Artilugios presupuestarios: los expertos dicen que el Congreso debe aprobar como mínimo una reducción del déficit por 4 billones de dólares en un lapso de 10 años para comenzar a frenar el crecimiento de la deuda.

Pero no todos los planes por 4 billones de dólares son iguales, todo depende de qué rubros se cuenten para conseguirlos.

Por ejemplo, los legisladores podrían convenir la obtención de 2 billones de dólares a través de aumentos impositivos y recortes de gastos. Luego, para anunciarlo como un acuerdo de 4 billones de dólares, podrían añadir los ahorros ya aprobados bajo la legislación Budget Control Act, así como los llamados "ahorros" de guerra. Ese es el dinero que el país ya no necesitará pedir prestado porque las operaciones militares en Irak y Afganistán están llegando a su fin.

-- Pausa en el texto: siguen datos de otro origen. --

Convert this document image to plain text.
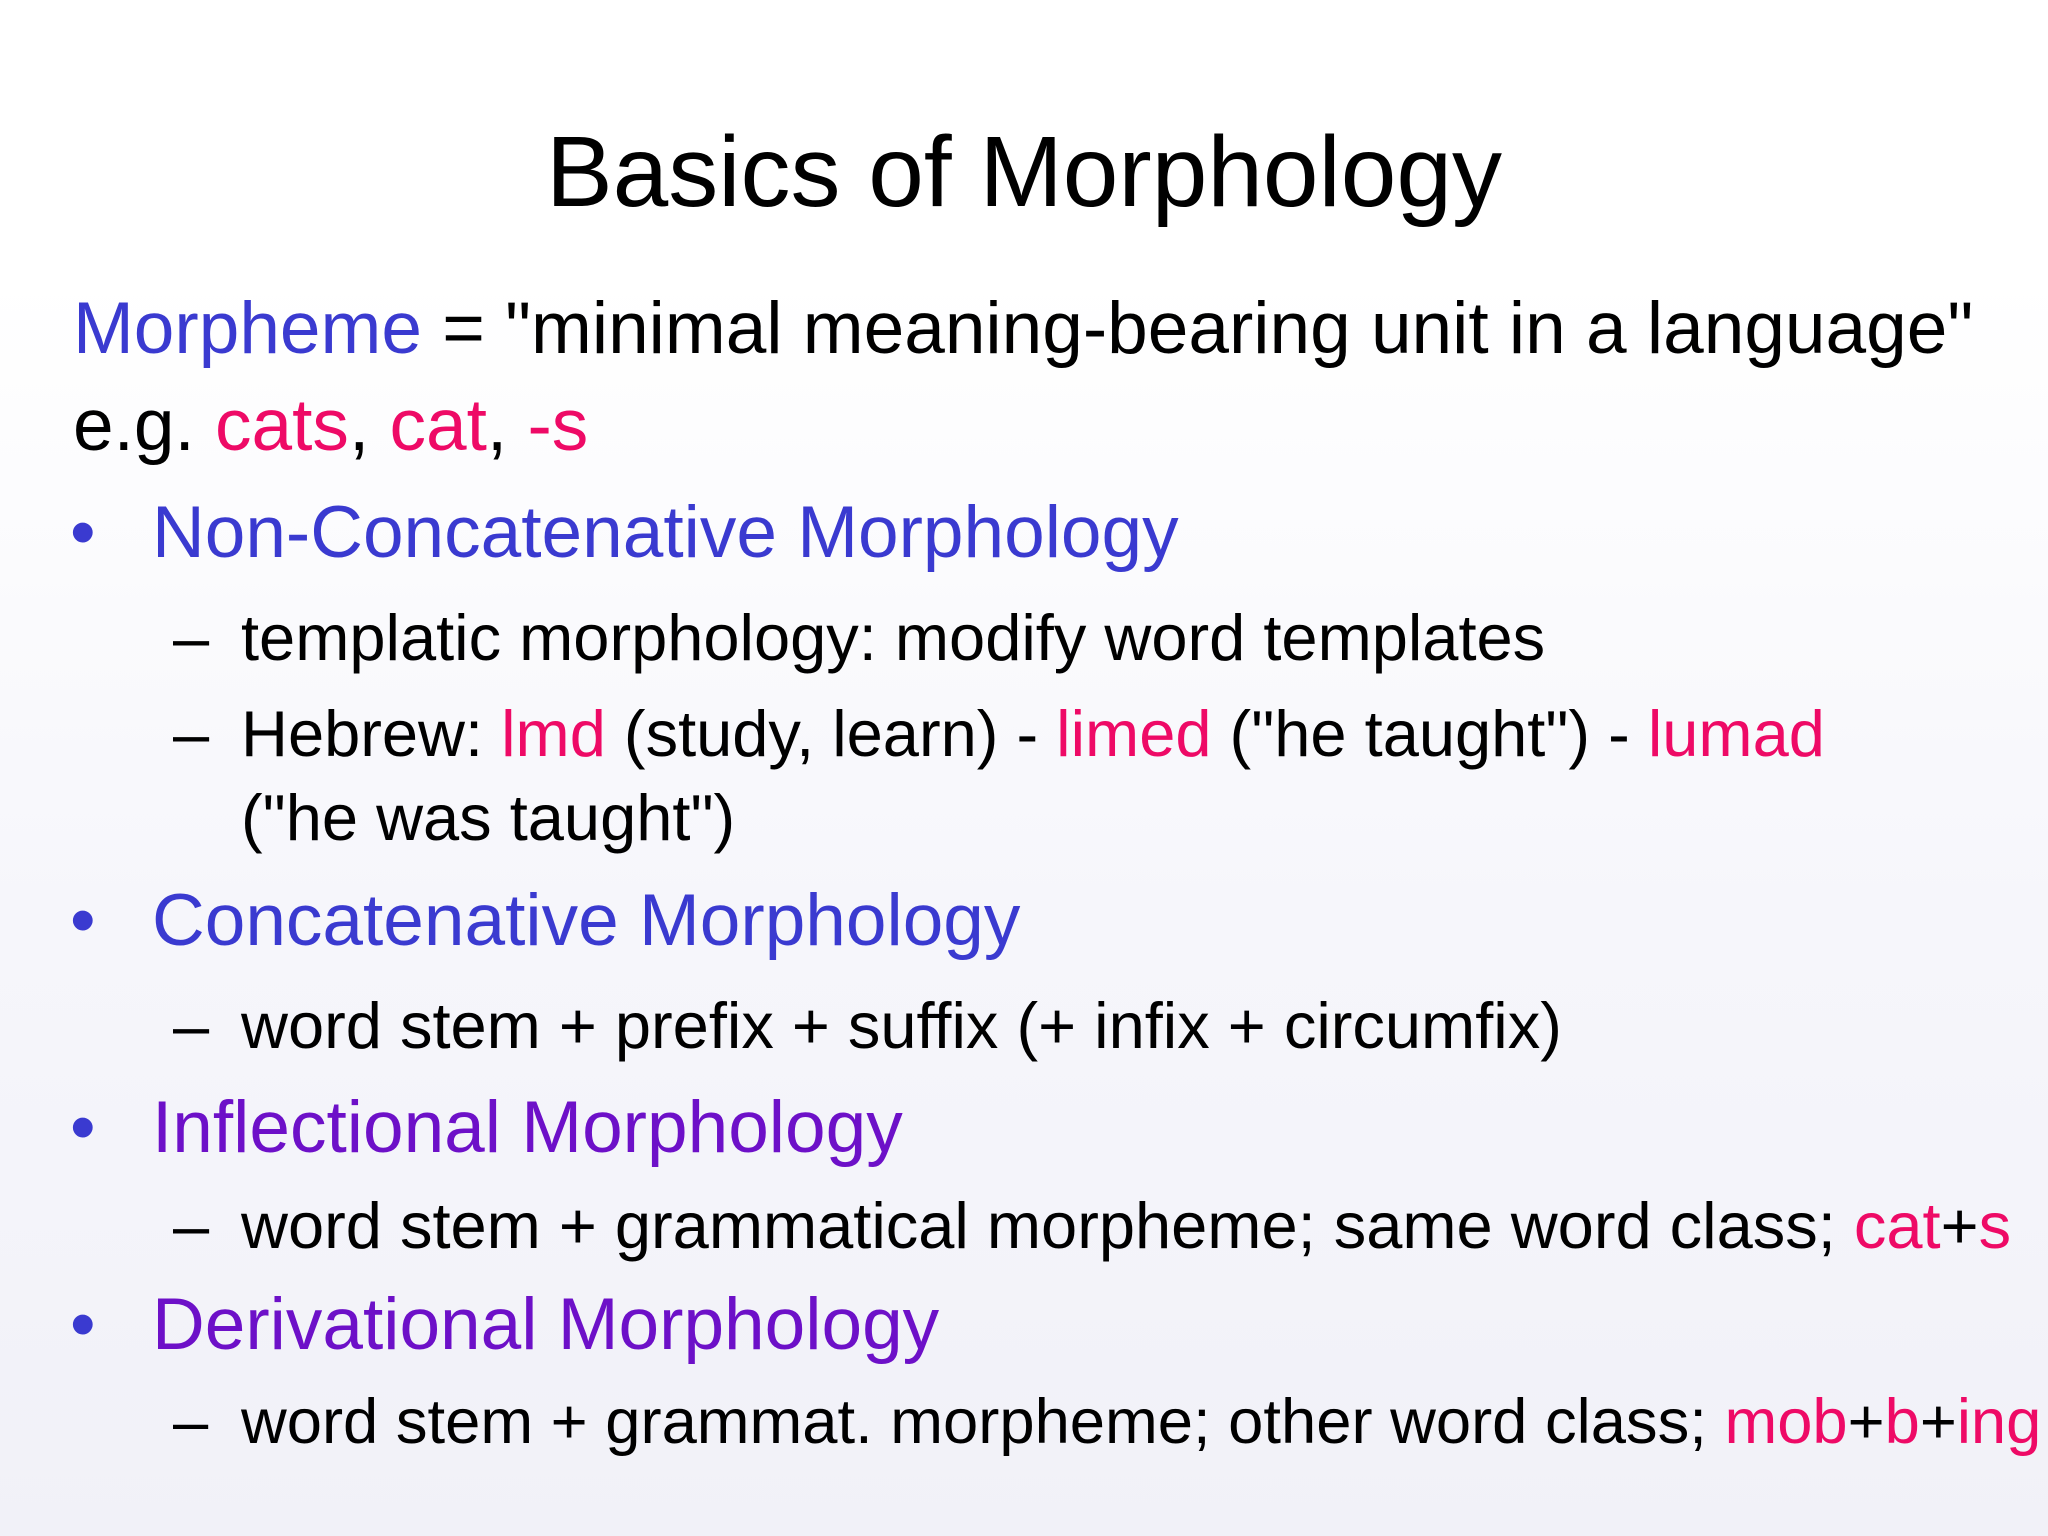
Basics of Morphology
Morpheme = "minimal meaning-bearing unit in a language"
e.g. cats, cat, -s
• Non-Concatenative Morphology
– templatic morphology: modify word templates
– Hebrew: lmd (study, learn) - limed ("he taught") - lumad
("he was taught")
• Concatenative Morphology
– word stem + prefix + suffix (+ infix + circumfix)
• Inflectional Morphology
– word stem + grammatical morpheme; same word class; cat+s
• Derivational Morphology
– word stem + grammat. morpheme; other word class; mob+b+ing
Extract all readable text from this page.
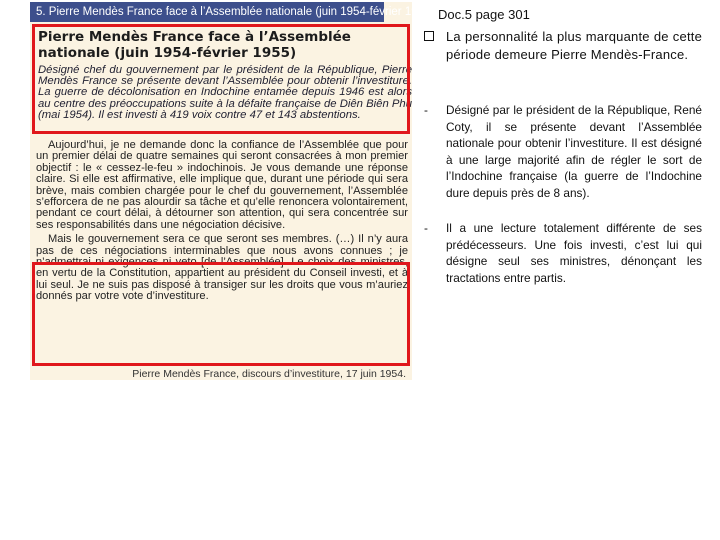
5. Pierre Mendès France face à l’Assemblée nationale (juin 1954-février 1955)
Pierre Mendès France face à l’Assemblée nationale (juin 1954-février 1955)
Désigné chef du gouvernement par le président de la République, Pierre Mendès France se présente devant l’Assemblée pour obtenir l’investiture. La guerre de décolonisation en Indochine entamée depuis 1946 est alors au centre des préoccupations suite à la défaite française de Diên Biên Phu (mai 1954). Il est investi à 419 voix contre 47 et 143 abstentions.

Aujourd’hui, je ne demande donc la confiance de l’Assemblée que pour un premier délai de quatre semaines qui seront consacrées à mon premier objectif : le « cessez-le-feu » indochinois. Je vous demande une réponse claire. Si elle est affirmative, elle implique que, durant une période qui sera brève, mais combien chargée pour le chef du gouvernement, l’Assemblée s’efforcera de ne pas alourdir sa tâche et qu’elle renoncera volontairement, pendant ce court délai, à détourner son attention, qui sera concentrée sur ses responsabilités dans une négociation décisive.

Mais le gouvernement sera ce que seront ses membres. (…) Il n’y aura pas de ces négociations interminables que nous avons connues ; je n’admettrai ni exigences ni veto [de l’Assemblée]. Le choix des ministres, en vertu de la Constitution, appartient au président du Conseil investi, et à lui seul. Je ne suis pas disposé à transiger sur les droits que vous m’auriez donnés par votre vote d’investiture.

Pierre Mendès France, discours d’investiture, 17 juin 1954.
Doc.5 page 301
La personnalité la plus marquante de cette période demeure Pierre Mendès-France.
-	Désigné par le président de la République, René Coty, il se présente devant l’Assemblée nationale pour obtenir l’investiture. Il est désigné à une large majorité afin de régler le sort de l’Indochine française (la guerre de l’Indochine dure depuis près de 8 ans).
-	Il a une lecture totalement différente de ses prédécesseurs. Une fois investi, c’est lui qui désigne seul ses ministres, dénonçant les tractations entre partis.
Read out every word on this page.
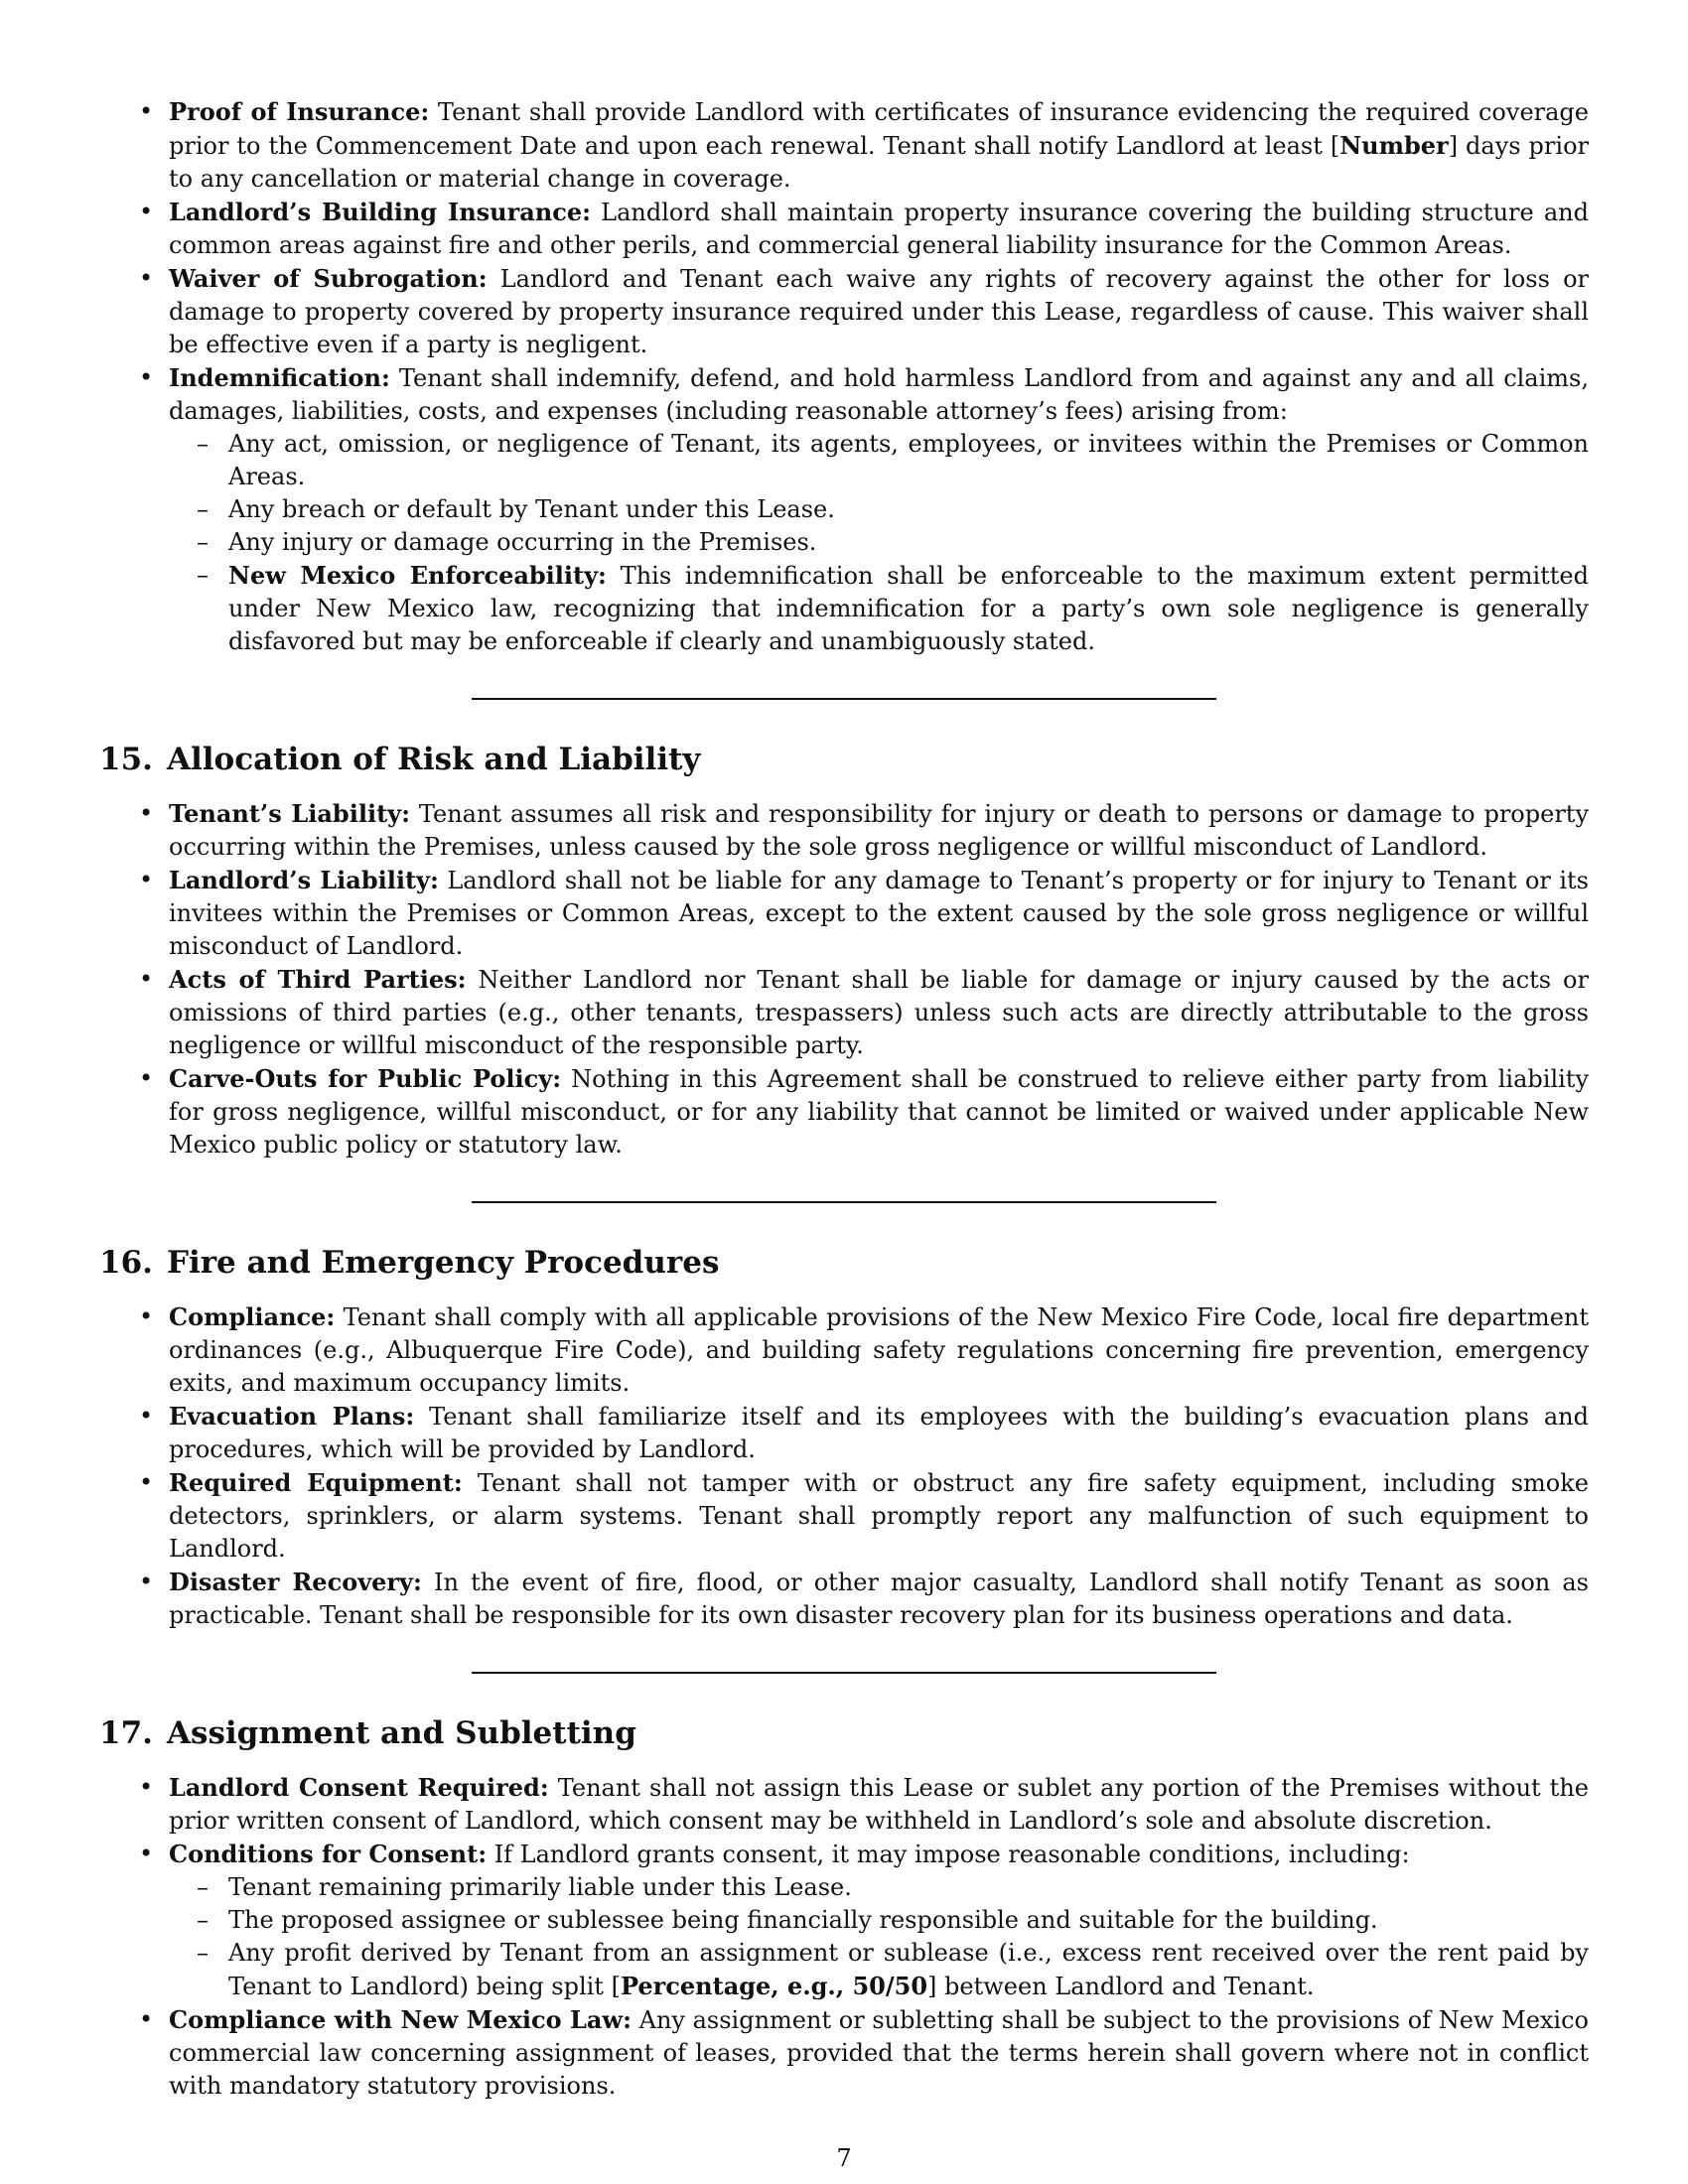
• Proof of Insurance: Tenant shall provide Landlord with certificates of insurance evidencing the required coverage prior to the Commencement Date and upon each renewal. Tenant shall notify Landlord at least [Number] days prior to any cancellation or material change in coverage.
• Landlord’s Building Insurance: Landlord shall maintain property insurance covering the building structure and common areas against fire and other perils, and commercial general liability insurance for the Common Areas.
• Waiver of Subrogation: Landlord and Tenant each waive any rights of recovery against the other for loss or damage to property covered by property insurance required under this Lease, regardless of cause. This waiver shall be effective even if a party is negligent.
• Indemnification: Tenant shall indemnify, defend, and hold harmless Landlord from and against any and all claims, damages, liabilities, costs, and expenses (including reasonable attorney’s fees) arising from:
– Any act, omission, or negligence of Tenant, its agents, employees, or invitees within the Premises or Common Areas.
– Any breach or default by Tenant under this Lease.
– Any injury or damage occurring in the Premises.
– New Mexico Enforceability: This indemnification shall be enforceable to the maximum extent permitted under New Mexico law, recognizing that indemnification for a party’s own sole negligence is generally disfavored but may be enforceable if clearly and unambiguously stated.
15. Allocation of Risk and Liability
• Tenant’s Liability: Tenant assumes all risk and responsibility for injury or death to persons or damage to property occurring within the Premises, unless caused by the sole gross negligence or willful misconduct of Landlord.
• Landlord’s Liability: Landlord shall not be liable for any damage to Tenant’s property or for injury to Tenant or its invitees within the Premises or Common Areas, except to the extent caused by the sole gross negligence or willful misconduct of Landlord.
• Acts of Third Parties: Neither Landlord nor Tenant shall be liable for damage or injury caused by the acts or omissions of third parties (e.g., other tenants, trespassers) unless such acts are directly attributable to the gross negligence or willful misconduct of the responsible party.
• Carve-Outs for Public Policy: Nothing in this Agreement shall be construed to relieve either party from liability for gross negligence, willful misconduct, or for any liability that cannot be limited or waived under applicable New Mexico public policy or statutory law.
16. Fire and Emergency Procedures
• Compliance: Tenant shall comply with all applicable provisions of the New Mexico Fire Code, local fire department ordinances (e.g., Albuquerque Fire Code), and building safety regulations concerning fire prevention, emergency exits, and maximum occupancy limits.
• Evacuation Plans: Tenant shall familiarize itself and its employees with the building’s evacuation plans and procedures, which will be provided by Landlord.
• Required Equipment: Tenant shall not tamper with or obstruct any fire safety equipment, including smoke detectors, sprinklers, or alarm systems. Tenant shall promptly report any malfunction of such equipment to Landlord.
• Disaster Recovery: In the event of fire, flood, or other major casualty, Landlord shall notify Tenant as soon as practicable. Tenant shall be responsible for its own disaster recovery plan for its business operations and data.
17. Assignment and Subletting
• Landlord Consent Required: Tenant shall not assign this Lease or sublet any portion of the Premises without the prior written consent of Landlord, which consent may be withheld in Landlord’s sole and absolute discretion.
• Conditions for Consent: If Landlord grants consent, it may impose reasonable conditions, including:
– Tenant remaining primarily liable under this Lease.
– The proposed assignee or sublessee being financially responsible and suitable for the building.
– Any profit derived by Tenant from an assignment or sublease (i.e., excess rent received over the rent paid by Tenant to Landlord) being split [Percentage, e.g., 50/50] between Landlord and Tenant.
• Compliance with New Mexico Law: Any assignment or subletting shall be subject to the provisions of New Mexico commercial law concerning assignment of leases, provided that the terms herein shall govern where not in conflict with mandatory statutory provisions.
7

Por supuesto, este plan contribuiría menos a frenar el crecimiento de la deuda que un plan que consiga los 4 billones en reducción de la deuda independientemente o aparte de lo conseguido vía la Ley Budget Control Act y los ahorros de guerra.

Y en realidad, señaló West, ese acuerdo a medias podría terminar entregando menos de 1 billón de dólares en nuevos ahorros si muchos de los recortes reales al gasto no están especificados en el acuerdo.

Techo de la deuda: el límite estatutario de endeudamiento del país necesita elevarse en las próximas 10 semanas si los legisladores no quieren que el gobierno federal corra el riesgo de caer en impago de la deuda.

Si un acuerdo definitivo no incluye un aumento en el tope legal de endeudamiento, los legisladores se encontrarán con lo que podría ser otra disputa feroz sobre el techo de la deuda.

La política suicida que marcó la lucha en torno al techo de la deuda en 2011 le ganó a Estados Unidos su primera degradación crediticia y sacudió los mercados de valores. La amenaza de una lucha similar a principios de 2013 dejará a los inversionistas y a la economía en una situación difícil hasta que el asunto se resuelva.